Some degree of disagreement on the international platform should not be surprising, however divided and polarised different countries may be in their domestic politics. Yet idealistic internationalism is based on the endeavour to rise above differences. It has a long and honourable tradition, most famously embodied by US President Woodrow Wilson, who reluctantly entered World War I but then resolved to “make the world safe for democracy”. The result, he intended, was the League of Nations, a club of countries that in theory promised to provide collective security for each other by arbitrating disputes and protecting victims of aggression.
From the outset, however, the League of Nations was hampered when the U.S. Senate, disregarding Wilson’s views, failed to ratify the agreement. Not only was the U.S. left out of the league, but it remained isolated. Without American leadership, the league lacked the “realistic” element of power that Wilson’s “idealistic” vision demanded, Bloomberg notes.
This became clear in the 1930s, when the League of Nations should have prevented or corrected a series of crises but failed. Beginning in 1931, the Japanese invaded Manchuria. In 1935, the Italian Duce Benito Mussolini invaded Abyssinia, now called Ethiopia. As the league demonstrated its impotence in each successive crisis, Italy, Japan and Nazi Germany ignored it completely and set the world on fire. Thus, the UN established in San Francisco immediately after World War II was to be a new and improved institution. And this time the US, the “clear hegemon” of the post-war order, was to remain in the lead.
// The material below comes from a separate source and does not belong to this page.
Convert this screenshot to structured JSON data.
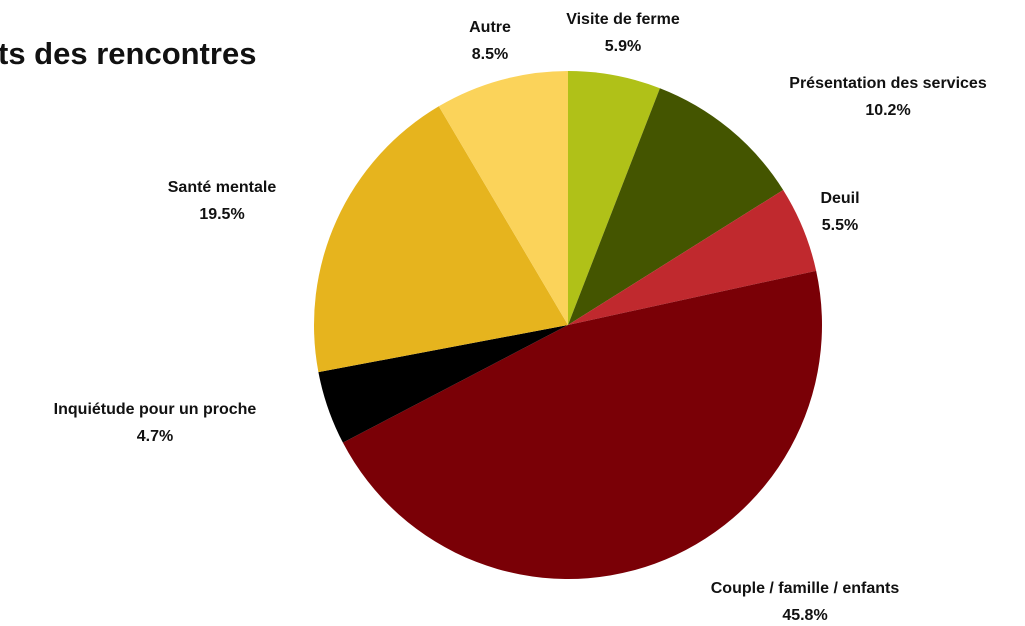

The Cold War made this task more difficult, but the idea of collective security had a chance to exist. In 1950, the North Koreans invaded the southern peninsula. China was still represented on the Security Council by the Chinese Nationalists (who by then were in Taiwan), which caused the USSR to boycott council meetings, meaning they could not exercise their veto power. In the absence of the Soviet Union, the body authorised a UN force, led by the US and including 14 other countries, to liberate South Korea.
In times of crisis such as now, the General Assembly and the Security Council become Babylon, where everyone distrusts each other and finding common ground becomes impossible. When UN Secretary-General António Guterres condemned Hamas terror but added that the attacks “did not happen in a vacuum,” Israel’s representative Gilad Erdan accused him of a “blood libel” and demanded his resignation.
And so it all falls apart, the centre cannot hold. That centre should have been the League of Nations in Wilson’s time and the United Nations today. Instead, as Erdan stated, the UN “no longer has a shred of legitimacy or relevance.” We have entered a new era of divided nations – an era where anarchy in its purest form reigns in the world, Bloomberg concludes.